Gold prices have decreased by over 1% at the week’s start. COMEX futures spiked last week due to the US customs agency reportedly labelling gold as subject to tariffs, yet the spot market remained steady. Traders are awaiting clarification from the White House, as uncertainty persists regarding the tariffs.
Despite the lack of clarity, traders continue to evaluate the situation’s impact. If confirmed, the tariffs focus shifts to the US’s underlying intentions. Currently, COMEX futures are retracting from last week’s surge, with the spread between COMEX and LME futures narrowing to approximately $60, similar to pre-spike levels.
Key Price Levels
Gold prices have cooled at the spot level, with price action dropping below the 100-hour moving average. The 1% decline draws attention to the 200-hour moving average, around $3,352. Maintaining this line keeps the neutral near-term bias; however, falling below it might shift focus towards sellers.
Gold has been consolidating since May, awaiting a break from this phase. A potential move upwards faces resistance at the $3,435-50 range, while downside risks include the 100-day moving average at $3,292. A significant movement below this level might indicate a deeper correction.
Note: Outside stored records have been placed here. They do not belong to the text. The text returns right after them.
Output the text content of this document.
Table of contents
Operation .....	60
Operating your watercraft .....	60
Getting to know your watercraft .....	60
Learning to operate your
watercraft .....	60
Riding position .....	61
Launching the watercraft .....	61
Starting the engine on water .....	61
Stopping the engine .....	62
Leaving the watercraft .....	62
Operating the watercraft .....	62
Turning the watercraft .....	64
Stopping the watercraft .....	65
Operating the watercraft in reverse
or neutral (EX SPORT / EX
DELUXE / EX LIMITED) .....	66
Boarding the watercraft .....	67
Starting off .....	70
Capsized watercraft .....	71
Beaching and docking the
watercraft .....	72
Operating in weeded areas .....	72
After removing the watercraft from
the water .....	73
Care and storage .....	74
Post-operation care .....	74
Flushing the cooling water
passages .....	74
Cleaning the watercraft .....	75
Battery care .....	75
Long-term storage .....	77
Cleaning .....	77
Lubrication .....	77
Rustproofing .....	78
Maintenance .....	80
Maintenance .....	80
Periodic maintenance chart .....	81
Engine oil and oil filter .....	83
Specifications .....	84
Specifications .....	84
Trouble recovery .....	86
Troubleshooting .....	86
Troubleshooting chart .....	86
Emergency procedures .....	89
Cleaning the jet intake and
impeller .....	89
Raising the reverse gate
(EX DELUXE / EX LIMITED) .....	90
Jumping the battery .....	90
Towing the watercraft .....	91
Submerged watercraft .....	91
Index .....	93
As of August 11, 2025, the main story for gold is the lack of clarity on US tariffs. Last week’s surge in COMEX futures was a knee-jerk reaction to a rumor that has not been confirmed by the White House. For now, we see prices easing as that initial panic subsides.
This uncertainty creates opportunities in the derivatives market, specifically around volatility. The spread between COMEX and London futures has already tightened from over $120 back to around $60, showing the speculative fever is breaking. This suggests playing short-term volatility through options might be more prudent than taking a long-term directional bet.
Market Sentiment
The economic backdrop adds to the indecision, as the latest Consumer Price Index data for July 2025 came in at 3.1%, slightly hotter than anticipated. This supports the Federal Reserve’s hawkish stance from its last meeting, which will likely keep a lid on any major price rallies for now. This makes large upside bets on gold futures risky until we get a clearer signal.
In the near term, we are watching the 200-hour moving average at $3,352 as a key pivot point. A decisive break below this level could trigger further selling, making short-dated puts an attractive strategy. Holding this line would keep the market in a neutral holding pattern.
Looking at the bigger picture, gold has been stuck in a range since May 2025. The most critical support level remains the 100-day moving average, now at $3,292. We haven’t seen a firm break below this level since back in October 2023, making it a line in the sand for a much deeper correction.
Sentiment in the options market reflects this caution, as we have seen the put-to-call ratio on gold climb to a three-month high. This indicates traders are increasingly buying protection against a potential drop below that crucial $3,292 support. It suggests a bearish skew in positioning for the weeks ahead.
For those looking for upside, a break above the recent highs of $3,435-$3,450 is needed to signal renewed bullish strength. Only then would buying call options targeting the $3,500 psychological level make sense. Until then, the market seems to favor sellers or those positioned for continued consolidation.